Piłka nożna jest tak perfidną grą, że bardzo często niewykorzystane okazje się mszczą i tak też było w tym meczu.
Zawodnik gospodarzy oddał strzał życia z 25 metrów, Zoch nie miał żadnych szans na jego obronę. Za takie strzały zawodnikowi należy bić tylko i wyłącznie brawa. Nie mam zatem pretensji do bramkarza za straconego gola. Przegrywaliśmy 0:1, a zawodnicy dalej wykonywali moje założenia i starali się doprowadzić do remisu. Efektem takiej postawy była bramka wyrównująca Kiełtyki, w końcówce była jeszcze jedna okazja, ale nie daliśmy rady jej wykorzystać. Cóż, musimy sobie poradzić z obecną sytuacją.
Zawodnicy sprawiają wrażenie, jakby czym bliżej końca meczu, tym coraz bardziej, w szybkim tempie brakowało im sił. Kondycyjnie nie wyglądają najlepiej
Powiem tak... Zanim jeszcze zacząłem być trenerem tego zespołu, to zawodnicy "gaśli" po pierwszej połowie. Ciężko teraz pracujemy i widać już tego efekty. Jednak w tak krótkim czasie nie da się nadrobić tyle zaległości po poprzednich trenerach. Teraz zawodnicy gasną kwadrans przed meczem. Przez kilka tygodni odkąd jestem trenerem, nie da się naprawić wszystkich błędów, za które odpowiadają moi poprzednicy.
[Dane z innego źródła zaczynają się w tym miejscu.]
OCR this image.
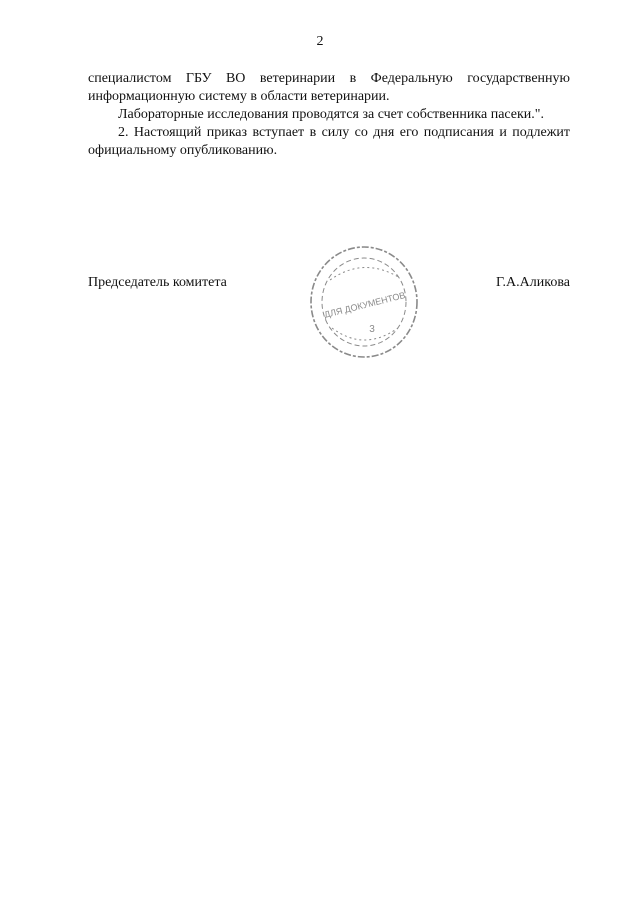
2

специалистом ГБУ ВО ветеринарии в Федеральную государственную информационную систему в области ветеринарии.

Лабораторные исследования проводятся за счет собственника пасеки.".

2. Настоящий приказ вступает в силу со дня его подписания и подлежит официальному опубликованию.

Председатель комитета	Г.А.Аликова
ДЛЯ ДОКУМЕНТОВ
3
W jakich nastrojach byli po meczu zawodnicy?
Żałowali, że mimo dużej waleczności i zaprezentowania dobrej gry nie udało im się wygrać. Staram się ich podtrzymywać na duchu i przygotować do jak najlepszej postawy w meczu z Motorem Lublin. W końcu to będzie ostatni mecz u siebie w sezonie.
Macie najmniej punktów ze wszystkich drużyn w lidze. Szanse utrzymania są bliskie zeru, nawet wygrana z Motorem nie zagwarantuje Wam utrzymania.
Wiemy, ale powtarzam zawodnikom by dali z siebie wszystko. Każdy mecz od kilku kolejek jest dla nas pojedynkiem na ostrzu noża. Nie wszystko zależy już jednak teraz od nas. Nasze miejsce w tabeli będzie zależne także od wyników bezpośrednich rywali w walce o utrzymanie.
Jeśli nie uda się wam awansować na bezpieczne miejsce na koniec sezonu, to i tak jest jeszcze szansa na grę w II lidze w przyszłym sezonie. Kilka zespołów nie otrzymało bowiem licencji.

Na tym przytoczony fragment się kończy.